With domestic corporates struggling to generate organic earnings that meet shareholders expectations yet unwilling to put their balance sheet at risk by making acquisitions, competition for assets is on the low side. "But exiting is not as easy as it once was," Kerwick noted." As a result, the ability to generate returns is highly dependent on value creation and strategic repositioning of businesses."
Kerwick made his observations during AVCJ's Australia webinar earlier today, appearing alongside Peter Wiggs, managing partner at Archer Capital, and Andrew Major, general manager for investments at superannuation fund HESTA. The session was moderated by Katherine Woodthorpe, CEO of the Australian Private Equity & Venture Capital Association (AVCAL).
The consensus was that Australia's private equity industry has been comparatively stable over the last couple of years and there is no reason to think this won't continue into 2013. Wiggs observed that the recent trend has been for $5-6 billion in annual deal value and $2.5-3 billion on committed equity. Domestic mid-market PE firms account for most of the activity, with an intermittent flow of large-cap deals from pan-regional funds.
In terms of transaction size and leverage multiples, the market is a far cry from the heady days of 2005-2007, but that is how LPs like it.
"The over-optimistic exuberance that led people to chase unrealistic returns based on unsustainably high leverage is not attractive to LPs anymore," Wiggs said. "In 2005-2006, track records with a few deals you hit out of the park and a few deals where you lost all your capital were pretty attractive.

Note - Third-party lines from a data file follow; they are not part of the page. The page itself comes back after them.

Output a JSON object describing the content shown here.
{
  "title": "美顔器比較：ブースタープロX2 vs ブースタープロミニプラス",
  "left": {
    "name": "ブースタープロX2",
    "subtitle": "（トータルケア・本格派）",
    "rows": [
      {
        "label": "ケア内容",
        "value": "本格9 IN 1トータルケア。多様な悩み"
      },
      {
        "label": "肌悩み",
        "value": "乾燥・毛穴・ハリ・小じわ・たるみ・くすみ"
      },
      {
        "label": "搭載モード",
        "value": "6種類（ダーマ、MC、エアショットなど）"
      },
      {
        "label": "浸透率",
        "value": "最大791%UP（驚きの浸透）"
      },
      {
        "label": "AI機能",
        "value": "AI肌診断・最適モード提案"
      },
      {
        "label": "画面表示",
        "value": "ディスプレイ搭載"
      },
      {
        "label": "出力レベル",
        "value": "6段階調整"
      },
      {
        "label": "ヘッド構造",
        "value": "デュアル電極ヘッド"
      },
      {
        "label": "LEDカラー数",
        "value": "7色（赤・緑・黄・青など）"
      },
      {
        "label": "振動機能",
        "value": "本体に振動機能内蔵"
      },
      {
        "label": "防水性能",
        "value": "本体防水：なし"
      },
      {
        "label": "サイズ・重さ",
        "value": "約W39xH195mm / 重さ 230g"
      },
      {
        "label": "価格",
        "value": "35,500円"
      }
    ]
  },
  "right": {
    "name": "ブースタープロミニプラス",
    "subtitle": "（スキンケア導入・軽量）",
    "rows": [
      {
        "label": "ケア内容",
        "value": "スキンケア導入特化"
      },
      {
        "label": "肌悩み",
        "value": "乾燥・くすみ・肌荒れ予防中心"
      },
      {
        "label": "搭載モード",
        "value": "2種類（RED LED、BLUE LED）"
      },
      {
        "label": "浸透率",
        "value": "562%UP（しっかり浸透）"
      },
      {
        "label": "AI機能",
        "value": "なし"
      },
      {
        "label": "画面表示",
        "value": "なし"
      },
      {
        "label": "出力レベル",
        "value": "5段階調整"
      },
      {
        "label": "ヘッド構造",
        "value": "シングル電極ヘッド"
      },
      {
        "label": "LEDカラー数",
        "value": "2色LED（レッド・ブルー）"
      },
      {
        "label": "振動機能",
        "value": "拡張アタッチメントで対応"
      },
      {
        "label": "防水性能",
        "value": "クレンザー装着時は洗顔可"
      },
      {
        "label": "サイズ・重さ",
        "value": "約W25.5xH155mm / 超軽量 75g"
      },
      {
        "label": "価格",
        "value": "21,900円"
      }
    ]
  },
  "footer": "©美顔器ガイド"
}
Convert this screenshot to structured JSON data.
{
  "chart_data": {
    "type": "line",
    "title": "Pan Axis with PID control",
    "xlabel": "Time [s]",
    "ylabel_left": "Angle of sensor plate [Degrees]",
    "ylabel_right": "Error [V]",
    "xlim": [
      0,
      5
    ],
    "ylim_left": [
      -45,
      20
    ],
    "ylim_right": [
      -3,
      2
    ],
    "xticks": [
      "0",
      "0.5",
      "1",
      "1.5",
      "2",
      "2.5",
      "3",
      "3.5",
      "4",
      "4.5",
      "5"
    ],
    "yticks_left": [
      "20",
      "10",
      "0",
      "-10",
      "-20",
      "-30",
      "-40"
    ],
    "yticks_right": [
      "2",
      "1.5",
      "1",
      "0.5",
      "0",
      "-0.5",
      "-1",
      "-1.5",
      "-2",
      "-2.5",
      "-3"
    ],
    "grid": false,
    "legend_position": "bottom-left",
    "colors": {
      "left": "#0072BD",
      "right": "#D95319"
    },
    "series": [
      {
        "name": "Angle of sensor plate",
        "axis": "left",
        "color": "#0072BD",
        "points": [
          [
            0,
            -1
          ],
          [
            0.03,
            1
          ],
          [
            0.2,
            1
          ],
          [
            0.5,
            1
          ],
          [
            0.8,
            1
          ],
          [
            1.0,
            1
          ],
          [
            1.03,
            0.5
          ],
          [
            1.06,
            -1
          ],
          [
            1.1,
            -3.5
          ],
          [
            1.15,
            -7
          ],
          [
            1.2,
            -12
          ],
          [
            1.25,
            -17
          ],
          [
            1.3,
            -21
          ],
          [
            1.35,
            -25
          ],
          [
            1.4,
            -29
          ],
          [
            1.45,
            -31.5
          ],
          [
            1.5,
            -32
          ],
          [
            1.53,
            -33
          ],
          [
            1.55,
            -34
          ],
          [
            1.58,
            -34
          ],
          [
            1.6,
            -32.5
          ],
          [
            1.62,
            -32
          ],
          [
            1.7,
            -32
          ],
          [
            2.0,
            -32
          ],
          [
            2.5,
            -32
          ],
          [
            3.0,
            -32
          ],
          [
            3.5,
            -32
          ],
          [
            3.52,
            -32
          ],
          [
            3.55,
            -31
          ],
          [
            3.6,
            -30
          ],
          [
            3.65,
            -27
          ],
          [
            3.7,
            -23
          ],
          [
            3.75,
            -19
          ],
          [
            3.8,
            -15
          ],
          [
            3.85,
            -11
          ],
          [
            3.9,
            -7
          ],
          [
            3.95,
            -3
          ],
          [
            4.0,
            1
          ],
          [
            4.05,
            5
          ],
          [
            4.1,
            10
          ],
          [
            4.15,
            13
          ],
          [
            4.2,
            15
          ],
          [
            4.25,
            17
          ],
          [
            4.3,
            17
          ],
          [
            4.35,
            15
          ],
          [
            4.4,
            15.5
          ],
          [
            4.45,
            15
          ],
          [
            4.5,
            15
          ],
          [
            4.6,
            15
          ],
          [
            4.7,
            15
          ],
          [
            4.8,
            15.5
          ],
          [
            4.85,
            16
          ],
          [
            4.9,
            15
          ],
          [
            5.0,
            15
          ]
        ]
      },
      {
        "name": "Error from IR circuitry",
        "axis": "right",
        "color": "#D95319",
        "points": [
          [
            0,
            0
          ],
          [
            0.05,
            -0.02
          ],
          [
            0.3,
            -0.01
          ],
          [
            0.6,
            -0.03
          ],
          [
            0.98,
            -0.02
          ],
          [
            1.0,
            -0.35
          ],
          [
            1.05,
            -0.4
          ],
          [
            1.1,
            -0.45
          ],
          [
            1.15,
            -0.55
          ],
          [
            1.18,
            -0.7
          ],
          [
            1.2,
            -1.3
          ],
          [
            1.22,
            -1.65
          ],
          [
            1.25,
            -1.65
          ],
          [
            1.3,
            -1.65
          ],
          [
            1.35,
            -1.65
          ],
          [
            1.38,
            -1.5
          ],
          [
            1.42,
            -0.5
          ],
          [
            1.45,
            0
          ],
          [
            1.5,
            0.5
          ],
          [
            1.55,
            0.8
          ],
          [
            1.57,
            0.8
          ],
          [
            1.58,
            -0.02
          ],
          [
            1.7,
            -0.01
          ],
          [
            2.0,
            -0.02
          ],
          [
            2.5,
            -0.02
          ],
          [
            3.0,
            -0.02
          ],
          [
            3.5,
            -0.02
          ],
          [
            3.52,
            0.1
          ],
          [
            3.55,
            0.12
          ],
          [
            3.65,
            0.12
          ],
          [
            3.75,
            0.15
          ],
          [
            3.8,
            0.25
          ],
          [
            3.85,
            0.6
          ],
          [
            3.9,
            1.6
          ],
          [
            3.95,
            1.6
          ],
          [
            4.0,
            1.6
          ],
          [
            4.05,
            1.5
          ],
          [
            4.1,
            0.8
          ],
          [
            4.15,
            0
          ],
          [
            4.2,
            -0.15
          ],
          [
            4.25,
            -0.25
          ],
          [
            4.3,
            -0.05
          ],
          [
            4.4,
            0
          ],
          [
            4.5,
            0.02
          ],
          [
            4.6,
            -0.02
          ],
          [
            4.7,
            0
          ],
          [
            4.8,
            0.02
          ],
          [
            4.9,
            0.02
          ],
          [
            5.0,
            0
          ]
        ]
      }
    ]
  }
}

Now people want to see a much tighter range of outcomes."
Major concurred with this view, stressing the value of GPs that can point to consistent strategies and fund sizes, an alignment between managers and investors, a capability to execute investment strategies based on the capital being raised, and strong track records.
Discussing LP attitudes to the asset class, Major broke the Australian superannuation funds into three distinct groups: those that are committed to private equity because they see long-term value; those that have stopped investing; and those that have yet to decide on whether they will continue to invest or step back.
The positive takeaway for the private equity community is that these decisions are no longer being made purely in the context of fees. Pension fund reforms have made the superannuation industry far more focused on costs, prompting some to react negatively to the comparatively high fees charged by PE managers. However, Major said that net returns now also feature prominently in discussions about the asset class.
"We look to commit to GPs that can get returns in the high teens or low 20s," he added. "When you can't see these returns in all pockets of the sector you have to focus on certain pockets in terms of strategy and geography. It's not, ‘Should I invest or not?' but "What are the strategies and regions that will give me the best chance of achieving that rate of return?'"
These issues will also come under discussion at the AVCJ Australia & New Zealand Forum, now in its 10th year, which takes place in Sydney on March 6-8.